B. Inhalt und Gegenstand der Entscheidung
Der Kläger verlangt Schadensersatz wegen fehlerhafter Anlageberatung hinsichtlich der Beteiligung an einem geschlossenen Immobilienfonds. Der Beitritt erfolgte am 12.11.2003 nach einem Gespräch zwischen einem Mitarbeiter der Beklagten, an dem der Kläger mit seiner Ehefrau teilnahm. Der Kläger verfügte über solide Anlagekenntnisse und war wirtschaftlich sehr gut situiert.
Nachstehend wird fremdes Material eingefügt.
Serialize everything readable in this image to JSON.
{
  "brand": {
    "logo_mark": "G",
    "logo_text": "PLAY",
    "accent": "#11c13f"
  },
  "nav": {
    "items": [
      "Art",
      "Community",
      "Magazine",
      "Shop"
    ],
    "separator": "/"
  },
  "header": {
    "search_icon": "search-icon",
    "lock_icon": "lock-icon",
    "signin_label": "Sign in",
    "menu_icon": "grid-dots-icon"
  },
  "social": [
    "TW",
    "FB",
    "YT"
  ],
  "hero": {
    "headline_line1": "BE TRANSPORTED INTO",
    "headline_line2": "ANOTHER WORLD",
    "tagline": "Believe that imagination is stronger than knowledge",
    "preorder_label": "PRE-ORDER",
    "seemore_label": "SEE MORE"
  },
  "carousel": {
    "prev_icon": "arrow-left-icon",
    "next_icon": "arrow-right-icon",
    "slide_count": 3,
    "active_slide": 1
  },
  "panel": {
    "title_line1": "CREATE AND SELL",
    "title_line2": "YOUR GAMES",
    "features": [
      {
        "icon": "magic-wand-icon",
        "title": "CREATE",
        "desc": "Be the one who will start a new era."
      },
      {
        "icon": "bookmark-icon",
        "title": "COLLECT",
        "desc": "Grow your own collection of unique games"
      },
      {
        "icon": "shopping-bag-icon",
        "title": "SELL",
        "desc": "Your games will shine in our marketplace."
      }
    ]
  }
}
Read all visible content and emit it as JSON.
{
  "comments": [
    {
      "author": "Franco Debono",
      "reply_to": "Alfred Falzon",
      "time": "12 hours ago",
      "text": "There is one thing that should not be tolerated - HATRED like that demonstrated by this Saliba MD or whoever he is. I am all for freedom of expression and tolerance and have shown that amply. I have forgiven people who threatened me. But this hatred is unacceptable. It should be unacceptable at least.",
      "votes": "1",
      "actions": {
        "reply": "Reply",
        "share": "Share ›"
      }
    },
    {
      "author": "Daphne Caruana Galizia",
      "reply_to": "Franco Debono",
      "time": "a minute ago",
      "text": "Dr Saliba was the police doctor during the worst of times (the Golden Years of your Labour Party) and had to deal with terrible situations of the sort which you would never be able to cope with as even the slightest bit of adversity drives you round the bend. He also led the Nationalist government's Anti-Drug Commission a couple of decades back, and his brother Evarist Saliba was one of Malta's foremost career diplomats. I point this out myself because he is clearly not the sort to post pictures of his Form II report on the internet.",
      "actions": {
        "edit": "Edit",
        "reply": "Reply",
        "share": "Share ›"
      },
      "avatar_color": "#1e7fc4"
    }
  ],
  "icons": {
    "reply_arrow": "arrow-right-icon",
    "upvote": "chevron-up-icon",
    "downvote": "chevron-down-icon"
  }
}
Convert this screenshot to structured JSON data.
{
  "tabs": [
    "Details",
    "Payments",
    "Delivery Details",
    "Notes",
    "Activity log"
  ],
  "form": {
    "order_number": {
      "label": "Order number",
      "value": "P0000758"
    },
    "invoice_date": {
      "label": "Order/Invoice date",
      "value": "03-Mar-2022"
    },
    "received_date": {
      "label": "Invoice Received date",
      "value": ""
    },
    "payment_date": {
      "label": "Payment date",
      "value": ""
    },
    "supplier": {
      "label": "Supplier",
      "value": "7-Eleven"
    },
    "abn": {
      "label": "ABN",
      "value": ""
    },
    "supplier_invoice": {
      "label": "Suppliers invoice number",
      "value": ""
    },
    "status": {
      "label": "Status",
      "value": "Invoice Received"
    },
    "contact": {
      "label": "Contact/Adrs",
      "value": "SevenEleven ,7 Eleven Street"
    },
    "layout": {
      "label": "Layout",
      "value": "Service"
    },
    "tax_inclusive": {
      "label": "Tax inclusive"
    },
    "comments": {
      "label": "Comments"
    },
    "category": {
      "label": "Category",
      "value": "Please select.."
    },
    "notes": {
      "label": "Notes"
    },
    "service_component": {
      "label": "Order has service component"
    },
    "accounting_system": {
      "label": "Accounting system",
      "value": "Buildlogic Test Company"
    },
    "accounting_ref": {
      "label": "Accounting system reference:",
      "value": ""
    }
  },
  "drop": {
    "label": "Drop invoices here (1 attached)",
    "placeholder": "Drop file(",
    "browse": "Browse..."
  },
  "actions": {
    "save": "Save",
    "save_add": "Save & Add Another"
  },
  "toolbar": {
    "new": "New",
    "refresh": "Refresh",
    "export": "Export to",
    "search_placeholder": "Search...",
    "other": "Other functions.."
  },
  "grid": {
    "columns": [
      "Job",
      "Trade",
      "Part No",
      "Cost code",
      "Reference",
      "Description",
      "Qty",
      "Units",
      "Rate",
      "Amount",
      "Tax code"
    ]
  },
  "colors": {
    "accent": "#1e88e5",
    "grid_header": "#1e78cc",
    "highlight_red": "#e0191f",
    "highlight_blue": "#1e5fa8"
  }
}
Nach dem Gespräch unterzeichnete der Kläger eine „Erklärung zum Verkaufsgespräch“, die u.a. zum Inhalt hatte, dass die Wertentwicklung in der Vergangenheit keine Rückschlüsse auf die künftige Wertentwicklung zulasse; ferner handele es sich bei Fondsanlagen weder um Bankeinlagen noch um Schuldverschreibungen. Entsprechend würden Fondsanlagen nicht von der Fondsgesellschaft oder Tochtergesellschaften garantiert. Gegebenenfalls könnte der Anleger den ursprünglich angelegten Betrag nicht zurückerhalten. Der Kläger erhielt mit Schreiben der Treuhandgesellschaft des Fonds vom 19.09.2007 eine Information über die Umstrukturierung und Umfinanzierung des Fonds. Der Kläger nahm dies hin, ohne Schadensersatzansprüche geltend zu machen. Erst mit Schreiben vom 04.11.2013 forderte der Kläger die Beklagte zur Leistung von Schadensersatz auf. Mit Schreiben vom selben Tag wurde ein Güteantrag eingereicht. Die Beklagte lehnte mit Schreiben vom 27.11.2013 die Schadensregulierung ab und verweigerte mit Schreiben vom 04.12.2013 die Teilnahme am Güteverfahren. Die Gütestelle stellte mit Schreiben vom 12.03.2014 das Scheitern des Güteverfahrens fest. Daher wurde Klage erhoben. Die Beklagte berief sich dabei auf Verjährung sowie darauf, dass der Kläger eine hohe Risikobereitschaft hatte.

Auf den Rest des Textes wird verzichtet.